Audio-Technica does not provide a service manual publicly, but will sell parts to the public without instructions for installation. Parts aren’t super useful if you can’t figure out how to install them.
In one instance, my personal unit ended up dropping its tonearm way too fast out of the blue. I had to scour aged forum posts discussing this issue and throw together my own fix placing mechanical silicon grease used in RC race vehicles to slow the drop. Audio-Technica had no resources to help with this.
My other gripes stem from the lack of easy controls for speed, return position and other mechanical tuning items of this sort. They are all handled by tiny potentiometers housed inside the motor or odd plastic screws, which you cannot see while turning. This makes the tiny adjustments required here a game of trial and error, and can be especially annoying if your table is off somehow out of the box.

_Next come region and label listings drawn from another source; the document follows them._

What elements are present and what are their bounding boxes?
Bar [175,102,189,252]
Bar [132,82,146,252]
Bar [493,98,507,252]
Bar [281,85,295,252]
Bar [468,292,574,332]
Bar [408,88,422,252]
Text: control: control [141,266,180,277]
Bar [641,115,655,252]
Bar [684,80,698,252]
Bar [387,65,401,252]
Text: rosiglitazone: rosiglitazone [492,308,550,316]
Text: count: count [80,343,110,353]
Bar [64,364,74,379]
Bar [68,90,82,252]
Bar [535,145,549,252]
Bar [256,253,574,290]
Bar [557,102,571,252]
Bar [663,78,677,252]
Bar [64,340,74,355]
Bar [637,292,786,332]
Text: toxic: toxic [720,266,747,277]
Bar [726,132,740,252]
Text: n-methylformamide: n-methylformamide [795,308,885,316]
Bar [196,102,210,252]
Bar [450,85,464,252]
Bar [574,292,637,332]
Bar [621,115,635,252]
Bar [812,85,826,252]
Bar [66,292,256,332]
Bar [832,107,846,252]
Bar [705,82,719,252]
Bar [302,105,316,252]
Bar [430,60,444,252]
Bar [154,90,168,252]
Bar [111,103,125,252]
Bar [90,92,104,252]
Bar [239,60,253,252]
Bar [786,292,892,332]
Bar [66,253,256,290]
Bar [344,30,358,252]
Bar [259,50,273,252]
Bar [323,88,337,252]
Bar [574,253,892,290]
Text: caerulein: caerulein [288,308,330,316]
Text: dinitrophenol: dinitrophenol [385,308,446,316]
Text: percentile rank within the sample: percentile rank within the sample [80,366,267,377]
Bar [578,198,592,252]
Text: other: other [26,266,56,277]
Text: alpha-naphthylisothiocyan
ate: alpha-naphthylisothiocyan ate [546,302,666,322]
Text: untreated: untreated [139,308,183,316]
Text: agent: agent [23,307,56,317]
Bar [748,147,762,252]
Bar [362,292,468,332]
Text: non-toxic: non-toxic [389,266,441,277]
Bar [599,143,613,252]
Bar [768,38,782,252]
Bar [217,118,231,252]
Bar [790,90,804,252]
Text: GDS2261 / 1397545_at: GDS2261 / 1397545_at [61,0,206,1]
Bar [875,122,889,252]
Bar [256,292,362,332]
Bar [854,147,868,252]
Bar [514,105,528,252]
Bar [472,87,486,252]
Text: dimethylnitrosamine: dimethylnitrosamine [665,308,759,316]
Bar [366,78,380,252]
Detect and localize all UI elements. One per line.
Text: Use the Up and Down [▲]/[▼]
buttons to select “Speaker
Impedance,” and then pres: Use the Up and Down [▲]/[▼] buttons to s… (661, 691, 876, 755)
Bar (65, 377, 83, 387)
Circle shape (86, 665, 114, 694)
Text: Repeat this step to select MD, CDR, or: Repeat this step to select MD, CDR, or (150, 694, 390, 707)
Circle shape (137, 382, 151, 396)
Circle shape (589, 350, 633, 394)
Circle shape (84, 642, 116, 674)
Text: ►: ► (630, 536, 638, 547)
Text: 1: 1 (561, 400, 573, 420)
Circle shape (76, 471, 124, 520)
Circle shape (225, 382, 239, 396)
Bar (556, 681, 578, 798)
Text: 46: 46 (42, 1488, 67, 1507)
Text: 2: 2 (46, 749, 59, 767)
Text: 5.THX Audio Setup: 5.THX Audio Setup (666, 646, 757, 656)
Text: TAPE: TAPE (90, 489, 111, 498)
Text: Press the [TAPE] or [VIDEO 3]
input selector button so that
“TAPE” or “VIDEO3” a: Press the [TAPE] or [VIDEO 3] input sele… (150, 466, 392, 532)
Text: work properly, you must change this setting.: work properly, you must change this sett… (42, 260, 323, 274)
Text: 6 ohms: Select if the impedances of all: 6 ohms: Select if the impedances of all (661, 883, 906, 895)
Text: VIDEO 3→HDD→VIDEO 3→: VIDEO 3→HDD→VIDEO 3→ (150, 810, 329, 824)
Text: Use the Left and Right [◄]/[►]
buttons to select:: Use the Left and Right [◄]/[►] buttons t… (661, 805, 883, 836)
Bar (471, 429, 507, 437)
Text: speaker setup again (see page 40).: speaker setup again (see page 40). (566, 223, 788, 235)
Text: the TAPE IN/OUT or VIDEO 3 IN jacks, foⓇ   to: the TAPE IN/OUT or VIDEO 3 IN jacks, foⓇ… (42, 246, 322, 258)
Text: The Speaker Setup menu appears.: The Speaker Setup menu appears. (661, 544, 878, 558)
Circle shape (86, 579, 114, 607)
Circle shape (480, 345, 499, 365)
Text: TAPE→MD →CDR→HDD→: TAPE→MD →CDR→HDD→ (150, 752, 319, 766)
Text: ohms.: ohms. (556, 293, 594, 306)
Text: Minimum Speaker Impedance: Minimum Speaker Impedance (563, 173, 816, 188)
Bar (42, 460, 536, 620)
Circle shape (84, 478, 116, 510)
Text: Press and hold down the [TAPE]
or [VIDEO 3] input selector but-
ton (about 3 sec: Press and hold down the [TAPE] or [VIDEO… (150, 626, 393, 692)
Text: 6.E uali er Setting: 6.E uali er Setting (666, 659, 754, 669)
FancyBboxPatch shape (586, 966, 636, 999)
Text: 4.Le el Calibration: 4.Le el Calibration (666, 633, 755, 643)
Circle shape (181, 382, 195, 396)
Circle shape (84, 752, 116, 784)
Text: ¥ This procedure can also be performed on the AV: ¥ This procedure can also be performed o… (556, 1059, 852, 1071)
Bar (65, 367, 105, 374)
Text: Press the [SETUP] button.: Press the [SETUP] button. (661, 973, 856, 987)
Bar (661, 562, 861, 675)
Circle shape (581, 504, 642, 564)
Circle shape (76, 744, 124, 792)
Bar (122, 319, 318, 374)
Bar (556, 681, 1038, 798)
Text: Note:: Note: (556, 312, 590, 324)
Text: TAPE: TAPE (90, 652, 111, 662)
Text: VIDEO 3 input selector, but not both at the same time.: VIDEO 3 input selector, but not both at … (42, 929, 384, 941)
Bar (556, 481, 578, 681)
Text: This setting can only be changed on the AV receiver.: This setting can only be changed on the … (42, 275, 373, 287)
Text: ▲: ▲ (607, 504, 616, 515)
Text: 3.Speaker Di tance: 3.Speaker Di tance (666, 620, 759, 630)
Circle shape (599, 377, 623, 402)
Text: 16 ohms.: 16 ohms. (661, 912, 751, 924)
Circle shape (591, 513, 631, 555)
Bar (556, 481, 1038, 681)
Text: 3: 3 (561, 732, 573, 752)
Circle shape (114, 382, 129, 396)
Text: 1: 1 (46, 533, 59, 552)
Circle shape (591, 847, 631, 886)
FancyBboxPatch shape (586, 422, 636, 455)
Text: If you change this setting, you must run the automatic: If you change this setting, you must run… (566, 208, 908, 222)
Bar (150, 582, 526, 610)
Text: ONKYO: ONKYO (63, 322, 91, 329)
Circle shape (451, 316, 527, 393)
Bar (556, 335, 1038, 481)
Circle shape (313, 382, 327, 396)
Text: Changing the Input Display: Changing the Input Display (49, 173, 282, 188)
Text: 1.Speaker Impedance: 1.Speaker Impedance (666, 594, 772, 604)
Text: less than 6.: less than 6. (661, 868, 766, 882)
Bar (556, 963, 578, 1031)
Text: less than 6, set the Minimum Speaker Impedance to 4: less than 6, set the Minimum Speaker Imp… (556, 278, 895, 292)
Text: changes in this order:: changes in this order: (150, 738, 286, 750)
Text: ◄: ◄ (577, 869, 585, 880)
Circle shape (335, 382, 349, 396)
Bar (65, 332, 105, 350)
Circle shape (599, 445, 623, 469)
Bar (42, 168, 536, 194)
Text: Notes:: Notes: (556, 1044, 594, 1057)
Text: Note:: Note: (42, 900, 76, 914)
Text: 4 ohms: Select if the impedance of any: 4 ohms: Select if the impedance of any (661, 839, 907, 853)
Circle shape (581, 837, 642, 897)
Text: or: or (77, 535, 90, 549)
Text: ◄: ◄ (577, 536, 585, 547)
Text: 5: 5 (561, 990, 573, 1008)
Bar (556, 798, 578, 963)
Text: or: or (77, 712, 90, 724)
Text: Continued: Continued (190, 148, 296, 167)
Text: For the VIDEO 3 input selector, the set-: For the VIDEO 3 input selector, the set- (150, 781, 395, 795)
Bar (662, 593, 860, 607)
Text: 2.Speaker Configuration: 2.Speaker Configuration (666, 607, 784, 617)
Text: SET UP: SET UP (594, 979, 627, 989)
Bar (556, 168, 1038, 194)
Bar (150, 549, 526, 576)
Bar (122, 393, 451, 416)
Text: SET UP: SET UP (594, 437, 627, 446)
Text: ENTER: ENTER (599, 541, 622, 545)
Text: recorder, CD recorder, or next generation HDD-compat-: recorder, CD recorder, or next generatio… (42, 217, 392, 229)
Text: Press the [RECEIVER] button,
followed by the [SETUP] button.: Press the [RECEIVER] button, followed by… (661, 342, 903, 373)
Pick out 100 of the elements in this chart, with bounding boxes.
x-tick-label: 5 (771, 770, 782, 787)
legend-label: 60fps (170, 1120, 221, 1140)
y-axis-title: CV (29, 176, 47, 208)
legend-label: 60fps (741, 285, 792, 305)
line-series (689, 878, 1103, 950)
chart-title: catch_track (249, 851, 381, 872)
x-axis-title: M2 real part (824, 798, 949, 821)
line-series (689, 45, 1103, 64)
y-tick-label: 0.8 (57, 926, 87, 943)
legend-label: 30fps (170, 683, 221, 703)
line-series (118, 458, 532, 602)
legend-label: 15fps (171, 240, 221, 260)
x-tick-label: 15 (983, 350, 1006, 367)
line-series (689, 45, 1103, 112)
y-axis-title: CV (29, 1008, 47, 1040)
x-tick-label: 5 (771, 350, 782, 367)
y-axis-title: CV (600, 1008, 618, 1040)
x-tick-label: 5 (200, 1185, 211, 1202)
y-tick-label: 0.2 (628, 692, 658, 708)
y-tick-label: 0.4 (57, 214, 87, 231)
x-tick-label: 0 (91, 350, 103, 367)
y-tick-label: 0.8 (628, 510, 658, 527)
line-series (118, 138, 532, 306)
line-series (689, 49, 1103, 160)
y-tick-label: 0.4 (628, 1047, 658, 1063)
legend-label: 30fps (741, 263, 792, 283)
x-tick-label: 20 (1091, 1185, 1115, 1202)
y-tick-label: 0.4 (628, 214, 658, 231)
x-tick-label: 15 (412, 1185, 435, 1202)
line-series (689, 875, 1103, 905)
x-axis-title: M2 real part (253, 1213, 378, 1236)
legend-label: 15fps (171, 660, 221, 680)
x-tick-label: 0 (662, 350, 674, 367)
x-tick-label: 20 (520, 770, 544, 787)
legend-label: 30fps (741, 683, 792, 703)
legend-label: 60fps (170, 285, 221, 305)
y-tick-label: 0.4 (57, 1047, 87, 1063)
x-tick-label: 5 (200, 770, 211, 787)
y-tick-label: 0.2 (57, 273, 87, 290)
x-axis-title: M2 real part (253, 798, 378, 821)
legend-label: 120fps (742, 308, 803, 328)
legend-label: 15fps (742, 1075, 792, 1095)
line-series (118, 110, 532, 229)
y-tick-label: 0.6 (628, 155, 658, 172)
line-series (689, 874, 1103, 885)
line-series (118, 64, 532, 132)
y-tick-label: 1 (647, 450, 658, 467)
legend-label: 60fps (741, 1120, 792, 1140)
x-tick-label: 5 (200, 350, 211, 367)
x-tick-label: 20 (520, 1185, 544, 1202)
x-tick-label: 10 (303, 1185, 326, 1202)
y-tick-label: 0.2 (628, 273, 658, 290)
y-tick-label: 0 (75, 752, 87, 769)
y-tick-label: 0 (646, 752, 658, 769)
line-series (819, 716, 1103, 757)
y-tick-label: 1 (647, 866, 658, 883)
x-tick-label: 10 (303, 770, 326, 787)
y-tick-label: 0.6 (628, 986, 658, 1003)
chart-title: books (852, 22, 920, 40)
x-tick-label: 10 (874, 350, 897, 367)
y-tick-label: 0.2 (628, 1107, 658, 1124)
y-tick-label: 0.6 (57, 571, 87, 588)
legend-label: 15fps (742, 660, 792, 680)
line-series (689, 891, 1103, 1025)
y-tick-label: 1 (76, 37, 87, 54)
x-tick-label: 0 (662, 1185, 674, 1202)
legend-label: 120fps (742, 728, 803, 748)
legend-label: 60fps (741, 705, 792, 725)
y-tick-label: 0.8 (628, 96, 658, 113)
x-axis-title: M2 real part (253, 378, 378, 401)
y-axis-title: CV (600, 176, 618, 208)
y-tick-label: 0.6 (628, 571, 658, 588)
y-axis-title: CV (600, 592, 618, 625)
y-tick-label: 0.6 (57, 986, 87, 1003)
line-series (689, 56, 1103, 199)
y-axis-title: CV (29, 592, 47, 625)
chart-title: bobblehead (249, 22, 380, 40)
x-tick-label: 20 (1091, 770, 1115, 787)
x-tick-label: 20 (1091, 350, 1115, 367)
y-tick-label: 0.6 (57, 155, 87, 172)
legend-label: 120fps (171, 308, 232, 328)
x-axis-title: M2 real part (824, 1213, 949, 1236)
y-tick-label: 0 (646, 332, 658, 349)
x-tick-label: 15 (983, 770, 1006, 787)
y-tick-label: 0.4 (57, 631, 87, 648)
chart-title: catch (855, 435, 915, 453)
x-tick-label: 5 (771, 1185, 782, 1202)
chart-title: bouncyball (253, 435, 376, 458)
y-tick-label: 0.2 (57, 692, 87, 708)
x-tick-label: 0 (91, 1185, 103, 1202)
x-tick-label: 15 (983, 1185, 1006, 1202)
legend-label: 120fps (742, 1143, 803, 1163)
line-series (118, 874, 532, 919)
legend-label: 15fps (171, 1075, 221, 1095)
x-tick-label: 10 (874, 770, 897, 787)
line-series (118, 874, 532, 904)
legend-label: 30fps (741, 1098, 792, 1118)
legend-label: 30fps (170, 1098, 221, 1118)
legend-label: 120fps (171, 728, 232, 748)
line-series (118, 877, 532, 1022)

Mine was running too fast from the factory, and required me to manually tune its speed over a span of an hour or so to get things adjusted, tested and confirmed numerous times over. It’s not fun flipping the thing over like a pancake every 30 seconds or so to replace the platter, belt, test, and then repeat ad nauseam.
It is at least lightweight, but the majority of the construction is ABS plastic. This does lend a somewhat cheap feeling to a $100 item. The $150 minimum asking price for the LP60X seems absurd to me as no major changes were made to it between the original and “X” lineup. I can’t recommend buying it at that price.
For the audiophiles out there, this thing is also hard-limited to just one particular cartridge and type of needle. This severely limits options to experiment in that space, limiting the general lifespan of interest the table may have with some. I am wanting to explore that realm and will be looking to purchase a table with a swappable cartridge in the future.
My personal LP60 has served me well over the last five years, however it has left me wanting as time has gone on. While it is a mostly economical and viable starter table that is quite easy to use, its lack of service manual, easy tuning for mechanical components, needlessly raised MSRP and the possibility to be off from the factory itself make me hesitant to recommend anyone purchase one of these brand new in 2023.
It would best compare to an Ender 3 3D printer in that it is cheap, effective, and does what you need, but it will require upkeep and work unlike the more expensive models available on the market. For anyone willing to put this in, you can save a bit of cash by hounding for used units.
As for me, I will be keeping my unit around as a backup even when I upgrade. One can never have too many turntables, right?